Small earthquakes in Central Arkansas — just north of Little Rock — shook the ground in parts of Missouri Monday. Meanwhile, State Emergency Officials look forward to the first ever multi-state earthquake drill in April.

State Emergency Management Agency Earthquake Program Manager Steve Besemer says earthquakes in Central Arkansas are a fairly regular thing, however, this one registered as a 4.7, which is bigger than the previous quakes.

Besemer says the initial quake and subsequent aftershocks were felt across Southern Missouri and in some areas even north of there.

He says even though this one was bigger than usual, geologists say these swarms do not necessarily mean they’re leading up to “the big one.” And Missourians know what “the big one” means… The New Madrid Seismic Zone.

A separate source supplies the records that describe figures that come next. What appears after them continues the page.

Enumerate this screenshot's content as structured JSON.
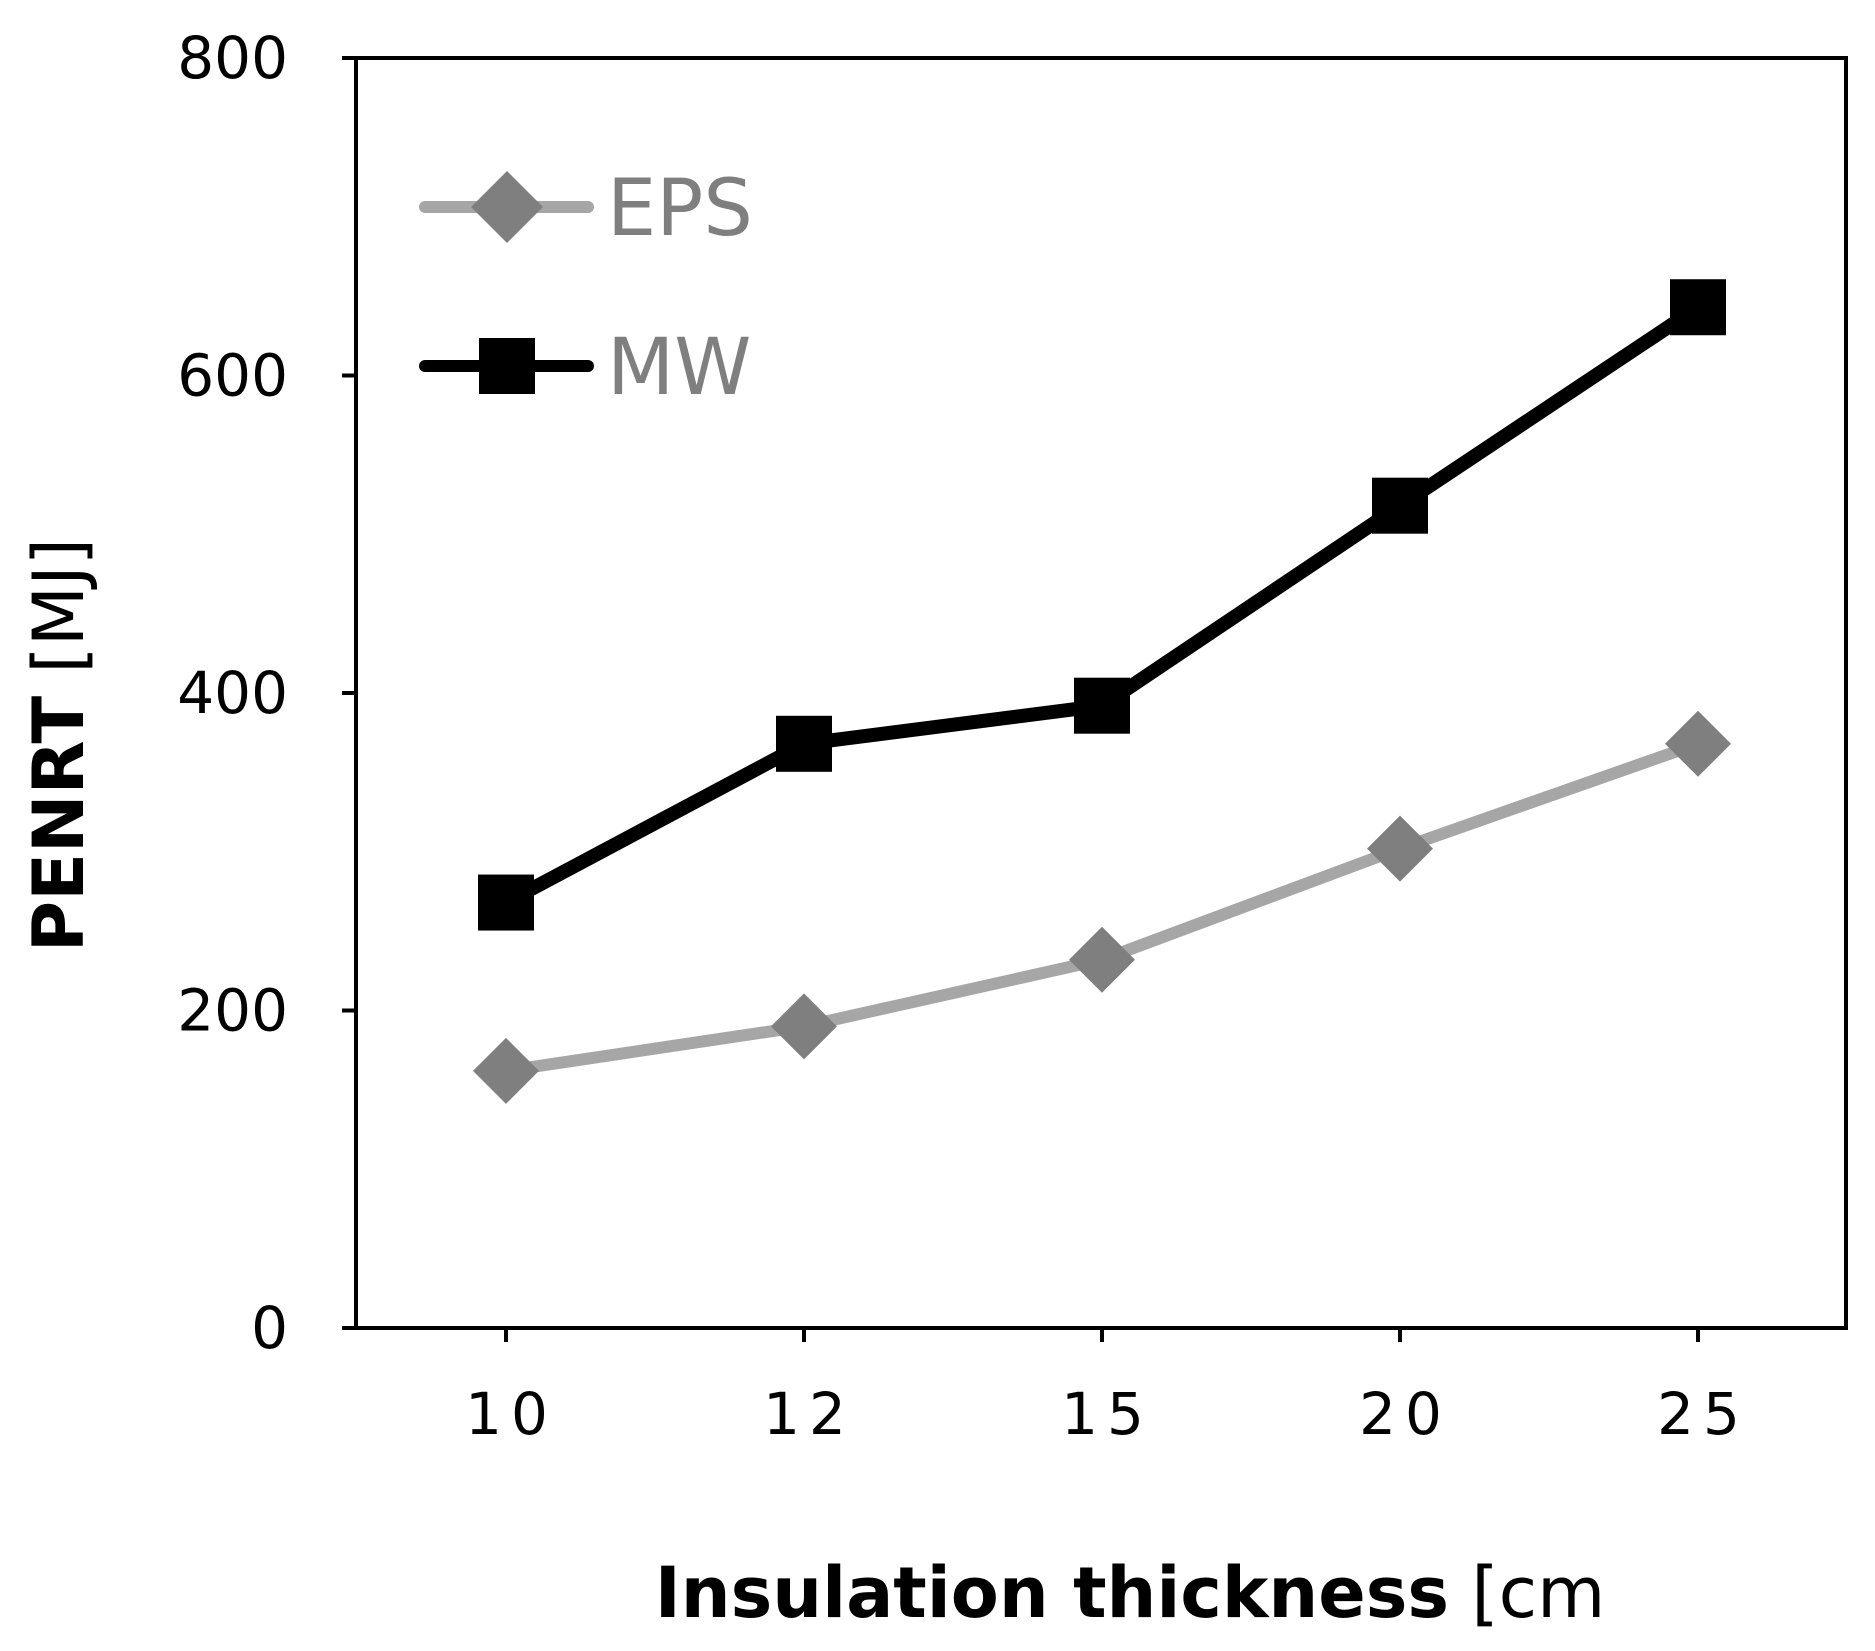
{
  "chart_data": {
    "type": "line",
    "title": "",
    "categories": [
      "10",
      "12",
      "15",
      "20",
      "25"
    ],
    "xlabel_bold": "Insulation thickness",
    "xlabel_unit": "[cm",
    "ylabel_bold": "PENRT",
    "ylabel_unit": "[MJ]",
    "ylim": [
      0,
      800
    ],
    "yticks": [
      0,
      200,
      400,
      600,
      800
    ],
    "grid": false,
    "legend_position": "top-left",
    "series": [
      {
        "name": "EPS",
        "values": [
          162,
          190,
          232,
          302,
          368
        ],
        "color": "#a6a6a6",
        "marker": "diamond",
        "marker_color": "#7f7f7f",
        "label_color": "#7f7f7f"
      },
      {
        "name": "MW",
        "values": [
          268,
          368,
          392,
          518,
          643
        ],
        "color": "#000000",
        "marker": "square",
        "marker_color": "#000000",
        "label_color": "#7f7f7f"
      }
    ]
  }
}
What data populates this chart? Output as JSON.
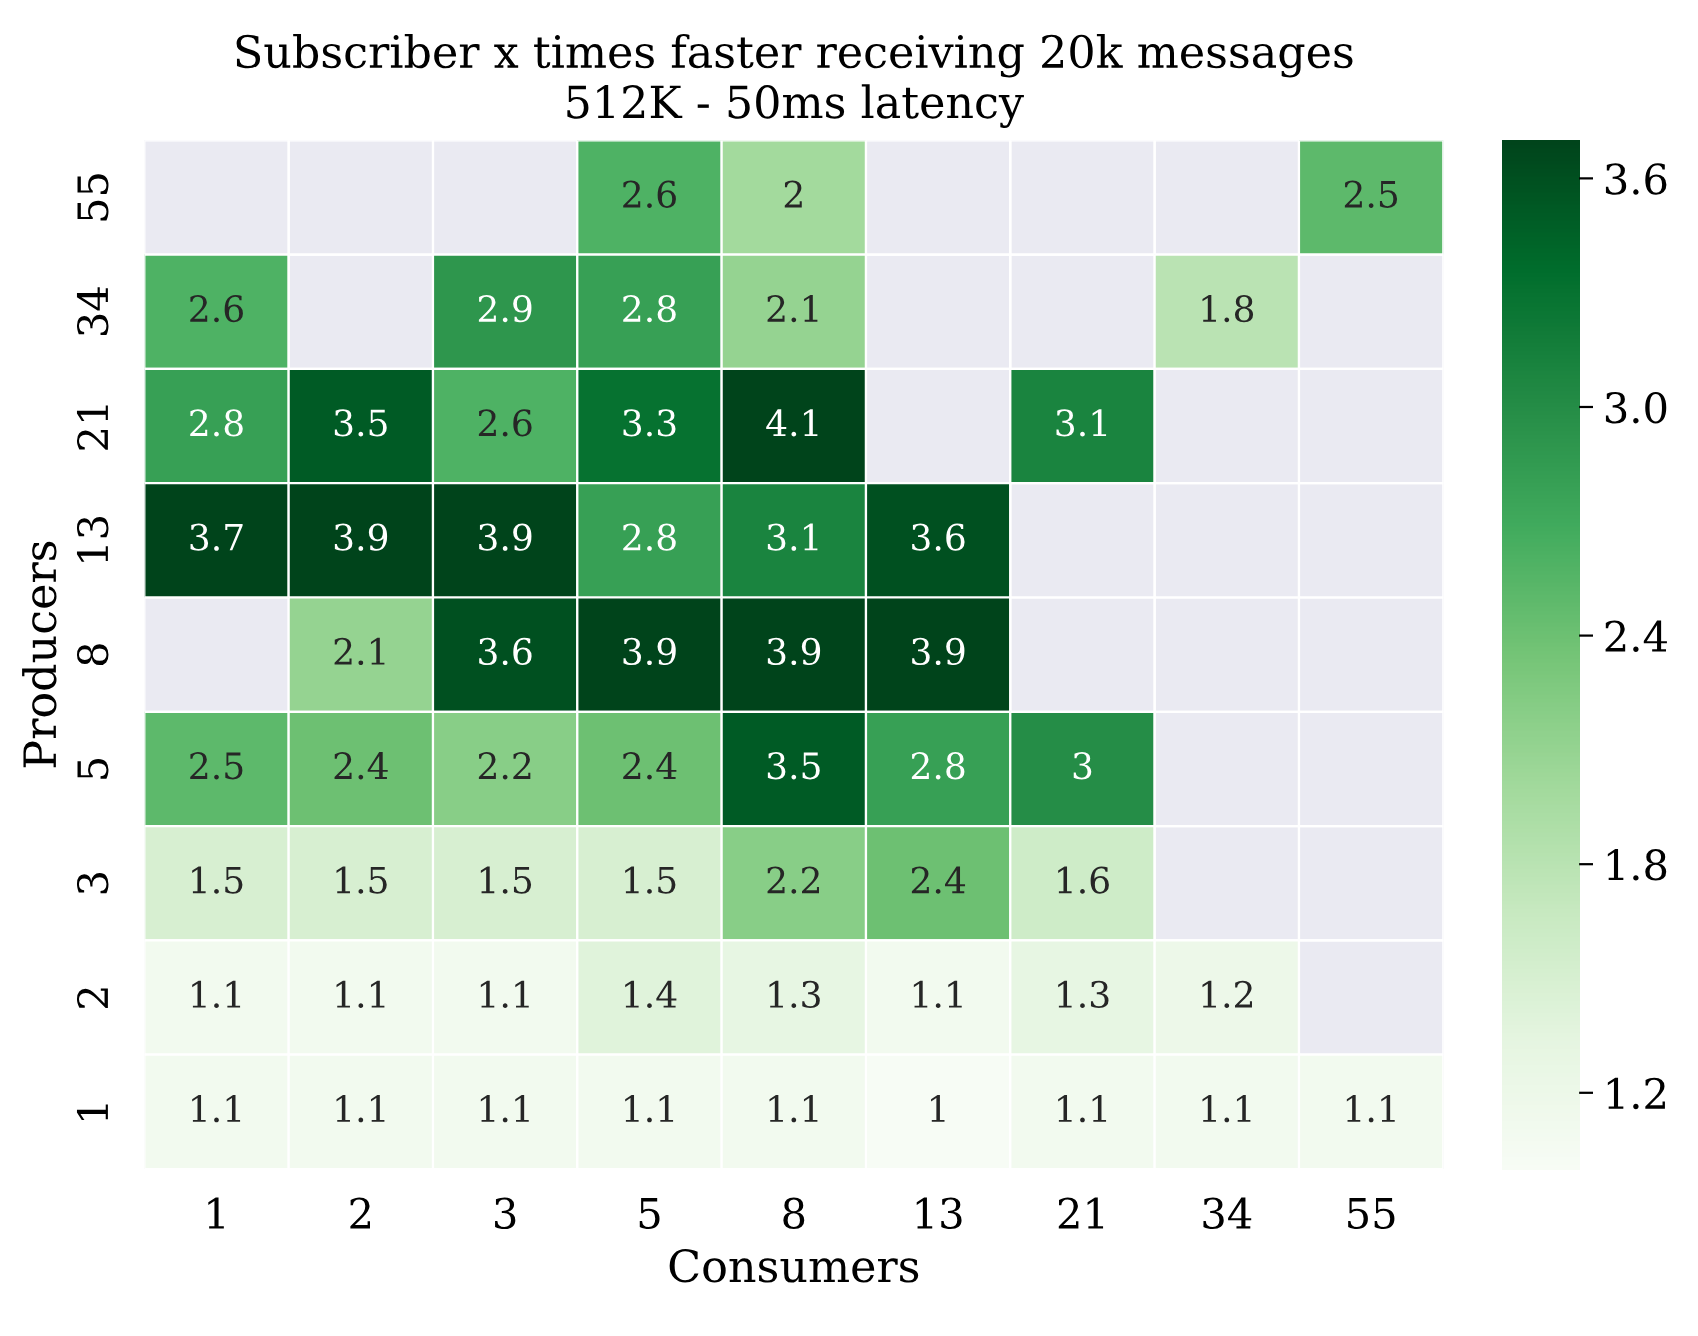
{
  "chart_data": {
    "type": "heatmap",
    "title": "Subscriber x times faster receiving 20k messages",
    "subtitle": "512K - 50ms latency",
    "xlabel": "Consumers",
    "ylabel": "Producers",
    "categories": [
      "1",
      "2",
      "3",
      "5",
      "8",
      "13",
      "21",
      "34",
      "55"
    ],
    "y_categories": [
      "55",
      "34",
      "21",
      "13",
      "8",
      "5",
      "3",
      "2",
      "1"
    ],
    "cells": [
      [
        null,
        null,
        null,
        2.6,
        2,
        null,
        null,
        null,
        2.5
      ],
      [
        2.6,
        null,
        2.9,
        2.8,
        2.1,
        null,
        null,
        1.8,
        null
      ],
      [
        2.8,
        3.5,
        2.6,
        3.3,
        4.1,
        null,
        3.1,
        null,
        null
      ],
      [
        3.7,
        3.9,
        3.9,
        2.8,
        3.1,
        3.6,
        null,
        null,
        null
      ],
      [
        null,
        2.1,
        3.6,
        3.9,
        3.9,
        3.9,
        null,
        null,
        null
      ],
      [
        2.5,
        2.4,
        2.2,
        2.4,
        3.5,
        2.8,
        3,
        null,
        null
      ],
      [
        1.5,
        1.5,
        1.5,
        1.5,
        2.2,
        2.4,
        1.6,
        null,
        null
      ],
      [
        1.1,
        1.1,
        1.1,
        1.4,
        1.3,
        1.1,
        1.3,
        1.2,
        null
      ],
      [
        1.1,
        1.1,
        1.1,
        1.1,
        1.1,
        1,
        1.1,
        1.1,
        1.1
      ]
    ],
    "clim": [
      1.0,
      3.7
    ],
    "cticks": [
      1.2,
      1.8,
      2.4,
      {
        "value": 3,
        "label": "3.0"
      },
      3.6
    ],
    "data_labels": true
  }
}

It’s going to happen, Besemer says, but no one knows when. He says it could be not in our lifetime, it could be tomorrow. Either way, it’s good to be prepared.

Missouri and 10 other states are participating in an earthquake drill April 28th. SEMA urges all Missourians to be prepared.

According to SEMA, the New Madrid Fault System extends 120 miles southward from the area of Charleston, Mo., and Cairo, Ill. through New Madrid and Caruthersville, following Interstate 55 to Blytheville and on down to Marked Tree, Ark. It crosses five state lines and cuts across the Mississippi River in three places and the Ohio River in two places.

Geological data says the fault is active, averaging more than 200 measured events per year (1.0 or more on the Richter scale), about 20 per month. Tremors large enough to be felt (2.5 to 3.0 on the Richter scale) are noted annually. Every 18 months the fault releases a shock of 4.0 or more, capable of local minor damage. Magnitudes of 5.0 or greater occurring about once per decade can do significant damage and be felt in several states.